Stellenbosch University professor of economics, Nicola Theron, said the tariffs seemed to disconnect competition policy from industrial policy.

“ArcelorMittal was described as a superdominant firm by the Competition Commission ... it was accused of abuse of dominance. More recently, it was able to successfully lobby government for protection and that led to the 10% tariff,” said Theron at the 10th annual Competition Conference in Cape Town this week.

“Remember that the excessive pricing was based on pricing just below the import parity price. Now, because of these tariffs, we obviously see that import parity increase, which gives them the opportunity to increase that price.

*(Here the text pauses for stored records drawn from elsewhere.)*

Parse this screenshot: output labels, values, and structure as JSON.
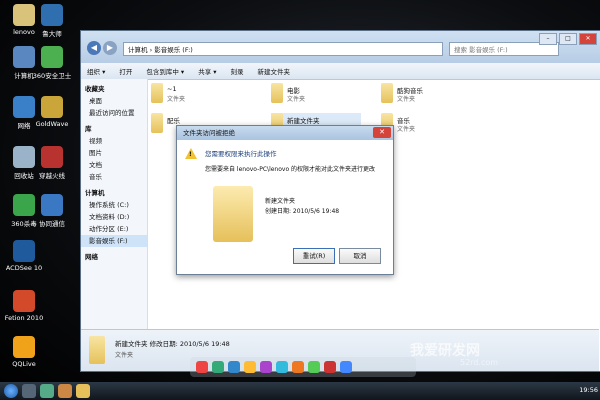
{
  "desktop": {
    "icons": [
      {
        "label": "lenovo"
      },
      {
        "label": "鲁大师"
      },
      {
        "label": "计算机"
      },
      {
        "label": "360安全卫士"
      },
      {
        "label": "网络"
      },
      {
        "label": "GoldWave"
      },
      {
        "label": "回收站"
      },
      {
        "label": "穿越火线"
      },
      {
        "label": "360杀毒"
      },
      {
        "label": "协同通信"
      },
      {
        "label": "ACDSee 10"
      },
      {
        "label": "Fetion 2010"
      },
      {
        "label": "QQLive"
      }
    ]
  },
  "explorer": {
    "address": "计算机 › 影音娱乐 (F:)",
    "search_placeholder": "搜索 影音娱乐 (F:)",
    "toolbar": [
      "组织 ▾",
      "打开",
      "包含到库中 ▾",
      "共享 ▾",
      "刻录",
      "新建文件夹"
    ],
    "sidebar": [
      {
        "label": "收藏夹",
        "group": true
      },
      {
        "label": "桌面"
      },
      {
        "label": "最近访问的位置"
      },
      {
        "label": "库",
        "group": true
      },
      {
        "label": "视频"
      },
      {
        "label": "图片"
      },
      {
        "label": "文档"
      },
      {
        "label": "音乐"
      },
      {
        "label": "计算机",
        "group": true
      },
      {
        "label": "操作系统 (C:)"
      },
      {
        "label": "文档资料 (D:)"
      },
      {
        "label": "动作分区 (E:)"
      },
      {
        "label": "影音娱乐 (F:)"
      },
      {
        "label": "网络",
        "group": true
      }
    ],
    "items": [
      {
        "name": "~1",
        "type": "文件夹"
      },
      {
        "name": "电影",
        "type": "文件夹"
      },
      {
        "name": "酷狗音乐",
        "type": "文件夹"
      },
      {
        "name": "配乐",
        "type": ""
      },
      {
        "name": "新建文件夹",
        "type": ""
      },
      {
        "name": "音乐",
        "type": "文件夹"
      }
    ],
    "details": {
      "name": "新建文件夹  修改日期: 2010/5/6 19:48",
      "type": "文件夹"
    }
  },
  "dialog": {
    "title": "文件夹访问被拒绝",
    "heading": "您需要权限来执行此操作",
    "message": "您需要来自 lenovo-PC\\lenovo 的权限才能对此文件夹进行更改",
    "folder_name": "新建文件夹",
    "folder_date": "创建日期: 2010/5/6 19:48",
    "retry": "重试(R)",
    "cancel": "取消"
  },
  "taskbar": {
    "clock": "19:56"
  },
  "watermark": {
    "main": "我爱研发网",
    "sub": "52rd.com"
  }
}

“We had a very successful competition policy. The problem is that if you don’t have cooperation between trade and competition authorities, you might erode some of the gains you have made,” she said.

Liberty Mncube, chief economist at the Competition Commission, also questioned the way industrial policies, and specifically protection of industries, can undermine competition policy.

“There is a desire from some to adopt protectionist policies. The steel industry is one example. The solution for me is not to limit trade,” he said.

However, Economic Development Minister Ebrahim Patel praised the compromise reached, even as he criticised ArcelorMittal as a “predator”.

“ArcelorMittal is a large, multinational corporation whose behaviour locally suggests, I dare say, that predation is hardwired into its DNA,” he said.

Recurring competition complaints and investigations against the formerly state-owned steel monopoly, which started in 2003, culminated in a breakthrough deal this year where ArcelorMittal was ordered to pay a R1.5 billion fine and subject itself to a semi-regulated pricing system.

ArcelorMittal agreed to invest R4.6 billion in modernising its steelworks and its pricing was capped within a maximum 10% profit margin.

Patel said that the “deep pockets of the litigant” are among the reasons it was hard to successfully prosecute ArcelorMittal for abuse of its dominance.

“Yet, this predator recently found itself in a rather unusual position where it was facing injury from forces beyond its control,” he said of the global steel glut caused by Chinese overproduction.

“The company realised it needed the support of government to weather the storm. Government recognised the need to carefully manage the competing claims between the company and downstream producers to enable South Africa to have a primary steel industry standing at the end of the great shake-up in markets that will conclude the current period of overproduction,” said Patel.